The biggest mystery with this Trans Am revolves around what might or might not hide under its hood. My instinct tells me that there is a lot of fresh air. The lack of visible components through the hole where the scoop should be, and the car’s “nose-up” stance suggest there is nothing but empty space. It is unclear what V8 originally called the engine bay home, but buyers had a few options at their disposal. The 403ci “Olds” V8 delivered 185hp and 320 ft/lbs of torque. However, those opting for the company’s 400ci powerplant received 180hp and 325 ft/lbs for the L78 version and 220hp and 320 ft/lbs for the W72. Locating a date-correct engine shouldn’t pose a challenge if the original has gone, although pursuing the restomod path with something newer and more potent might prove irresistible. It will depend on how important originality is to the new owner.

The seller supplies a single interior shot that tells us little about its condition.

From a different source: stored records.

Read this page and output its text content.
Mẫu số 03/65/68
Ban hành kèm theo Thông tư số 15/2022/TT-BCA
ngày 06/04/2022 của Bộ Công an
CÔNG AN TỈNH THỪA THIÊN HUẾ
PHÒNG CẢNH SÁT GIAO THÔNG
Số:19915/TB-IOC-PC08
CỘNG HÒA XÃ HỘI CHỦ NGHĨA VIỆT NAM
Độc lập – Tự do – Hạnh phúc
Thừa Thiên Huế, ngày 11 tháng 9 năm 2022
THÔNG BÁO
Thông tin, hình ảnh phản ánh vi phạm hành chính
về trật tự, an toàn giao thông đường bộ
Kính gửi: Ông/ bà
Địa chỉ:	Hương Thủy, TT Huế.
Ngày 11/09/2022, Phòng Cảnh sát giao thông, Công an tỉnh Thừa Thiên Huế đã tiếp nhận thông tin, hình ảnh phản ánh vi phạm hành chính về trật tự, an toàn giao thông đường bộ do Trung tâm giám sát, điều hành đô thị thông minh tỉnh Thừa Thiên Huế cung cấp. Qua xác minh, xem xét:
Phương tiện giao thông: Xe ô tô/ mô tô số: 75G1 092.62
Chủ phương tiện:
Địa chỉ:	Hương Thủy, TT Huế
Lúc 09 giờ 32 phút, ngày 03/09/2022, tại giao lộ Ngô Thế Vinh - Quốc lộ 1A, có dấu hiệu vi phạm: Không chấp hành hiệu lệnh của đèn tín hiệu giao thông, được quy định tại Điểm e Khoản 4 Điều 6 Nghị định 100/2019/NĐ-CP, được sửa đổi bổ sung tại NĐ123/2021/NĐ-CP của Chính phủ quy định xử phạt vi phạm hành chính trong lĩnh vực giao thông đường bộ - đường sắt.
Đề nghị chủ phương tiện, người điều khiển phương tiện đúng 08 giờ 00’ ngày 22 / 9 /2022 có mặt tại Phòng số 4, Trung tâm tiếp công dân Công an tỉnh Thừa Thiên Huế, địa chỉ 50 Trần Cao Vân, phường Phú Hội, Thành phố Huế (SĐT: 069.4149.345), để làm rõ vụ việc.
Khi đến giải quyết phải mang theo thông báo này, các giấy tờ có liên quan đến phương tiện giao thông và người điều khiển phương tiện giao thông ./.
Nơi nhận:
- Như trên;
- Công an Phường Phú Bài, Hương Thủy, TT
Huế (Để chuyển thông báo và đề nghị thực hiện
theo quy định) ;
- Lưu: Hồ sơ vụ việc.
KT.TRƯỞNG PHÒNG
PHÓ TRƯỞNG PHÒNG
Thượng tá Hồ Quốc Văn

However, the dash and pad look good, and other items might present acceptably following cleaning and detailing. The factory radio has made way for a CD player with USB and auxiliary inputs, but I’m unsure what the device mounted above it is. The wheel appears free from wear, and the machine-turned dash fascia is spotless. The new owner won’t receive features like power windows or cruise control, but I believe they will score air conditioning and a tilt wheel.

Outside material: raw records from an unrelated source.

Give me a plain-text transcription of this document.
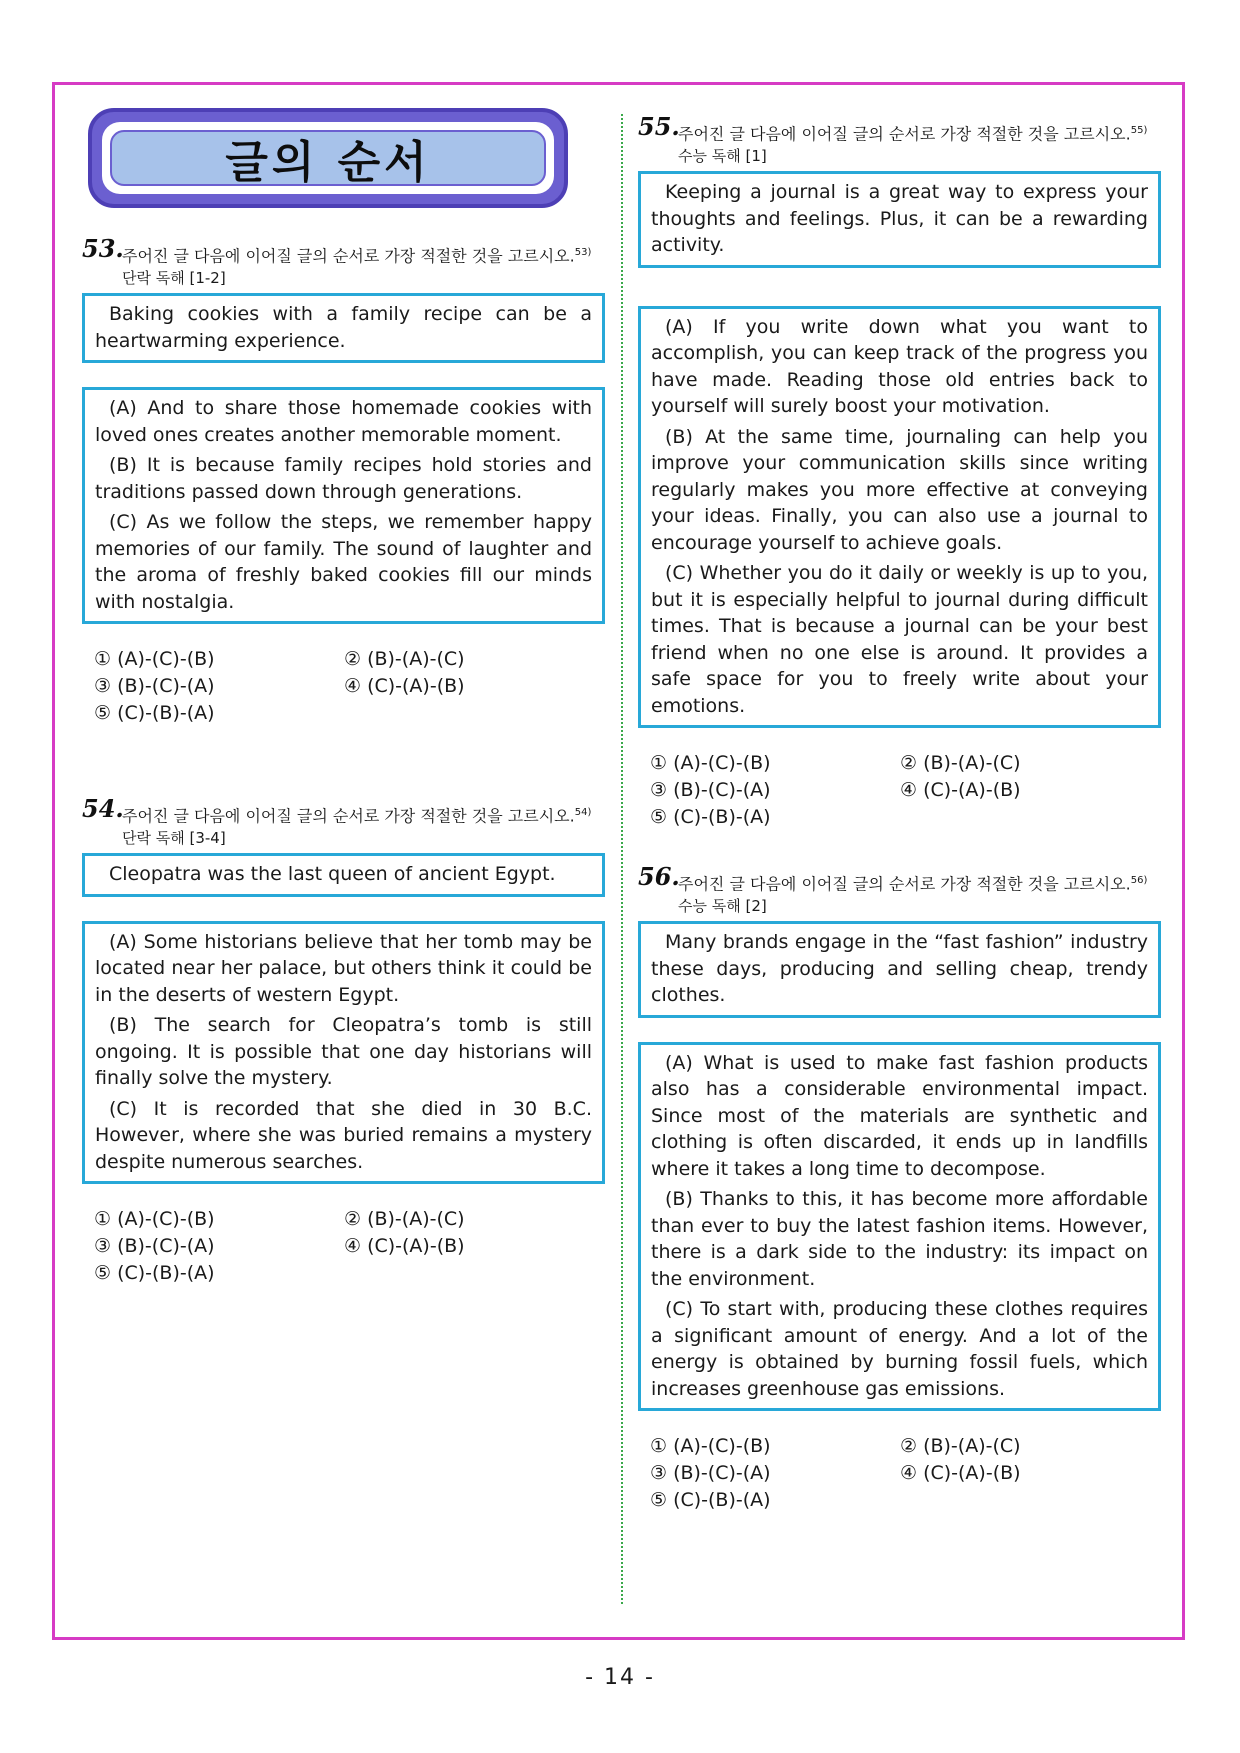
글의 순서
53.
주어진 글 다음에 이어질 글의 순서로 가장 적절한 것을 고르시오.$^{53)}$
단락 독해 [1-2]

Baking cookies with a family recipe can be a heartwarming experience.

(A) And to share those homemade cookies with loved ones creates another memorable moment.

(B) It is because family recipes hold stories and traditions passed down through generations.

(C) As we follow the steps, we remember happy memories of our family. The sound of laughter and the aroma of freshly baked cookies fill our minds with nostalgia.

① (A)-(C)-(B)	② (B)-(A)-(C)
③ (B)-(C)-(A)	④ (C)-(A)-(B)
⑤ (C)-(B)-(A)
54.
주어진 글 다음에 이어질 글의 순서로 가장 적절한 것을 고르시오.$^{54)}$
단락 독해 [3-4]

Cleopatra was the last queen of ancient Egypt.

(A) Some historians believe that her tomb may be located near her palace, but others think it could be in the deserts of western Egypt.

(B) The search for Cleopatra’s tomb is still ongoing. It is possible that one day historians will finally solve the mystery.

(C) It is recorded that she died in 30 B.C. However, where she was buried remains a mystery despite numerous searches.

① (A)-(C)-(B)	② (B)-(A)-(C)
③ (B)-(C)-(A)	④ (C)-(A)-(B)
⑤ (C)-(B)-(A)
55.
주어진 글 다음에 이어질 글의 순서로 가장 적절한 것을 고르시오.$^{55)}$
수능 독해 [1]

Keeping a journal is a great way to express your thoughts and feelings. Plus, it can be a rewarding activity.

(A) If you write down what you want to accomplish, you can keep track of the progress you have made. Reading those old entries back to yourself will surely boost your motivation.

(B) At the same time, journaling can help you improve your communication skills since writing regularly makes you more effective at conveying your ideas. Finally, you can also use a journal to encourage yourself to achieve goals.

(C) Whether you do it daily or weekly is up to you, but it is especially helpful to journal during difficult times. That is because a journal can be your best friend when no one else is around. It provides a safe space for you to freely write about your emotions.

① (A)-(C)-(B)	② (B)-(A)-(C)
③ (B)-(C)-(A)	④ (C)-(A)-(B)
⑤ (C)-(B)-(A)
56.
주어진 글 다음에 이어질 글의 순서로 가장 적절한 것을 고르시오.$^{56)}$
수능 독해 [2]

Many brands engage in the “fast fashion” industry these days, producing and selling cheap, trendy clothes.

(A) What is used to make fast fashion products also has a considerable environmental impact. Since most of the materials are synthetic and clothing is often discarded, it ends up in landfills where it takes a long time to decompose.

(B) Thanks to this, it has become more affordable than ever to buy the latest fashion items. However, there is a dark side to the industry: its impact on the environment.

(C) To start with, producing these clothes requires a significant amount of energy. And a lot of the energy is obtained by burning fossil fuels, which increases greenhouse gas emissions.

① (A)-(C)-(B)	② (B)-(A)-(C)
③ (B)-(C)-(A)	④ (C)-(A)-(B)
⑤ (C)-(B)-(A)
- 14 -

I will rarely look at a classic with no rust and reasonable presentation and describe it as a blank canvas, but that term is appropriate with this 1978 Pontiac Trans Am. It might not be complicated or expensive to whip its panels, paint, and interior into an acceptable shape. However, the major cost involved in this build could be sourcing something appropriate to slide into the engine bay. The possibilities are endless, from a correct V8 to something more modern and powerful. What would be your choice if you gave this Pontiac a new home?


  1. BlisterEm Member

    It’s dueling write up day! Russ v Adam. Let’s Goooo!

    Like 1
  2. Big Bear 🇺🇸

    Since it doesn’t have engine and the front end is very light in weight. If so a nice 455 putting out over 500HP and 4 or 5 speed automatic would do the job. Just hope the TA need a good detail work. To bring to paint to a nice shine.😄 Leave the outside stock and have a fun sleeper. Yeah it’s a stock TA . But under the hood would surprise many. It’s worth looking at. Check it out before the season snow comes! 🐻🇺🇸

    Like 7
  3. Danny G

    It’s definitely a great candidate for a resto mod, but I’d rather have a 70 Trans Am instead, just on power and looks alone. But heh, each to their own….

    Like 4
  4. George Mattar

    If that car has been on that dirt for 20 years in upstate NY, a potential buyer had best take a look underneath. There are thousands of these late 70s TAs around in far better shape for between $5,000 and $10,000 more that you could get in and drive.

    Like 0
  5. John

    I wish I lived closer! I noticed that the car is actually an automatic. He has it listed as standard.\, but the pedals tell me differently. Eather, he forgot what transmission this has OR this is a scam?

    Like 0
  6. JoeNYWF64

    I don’t think the SE Gothic decal letters were available on blue T/A’s from the factory.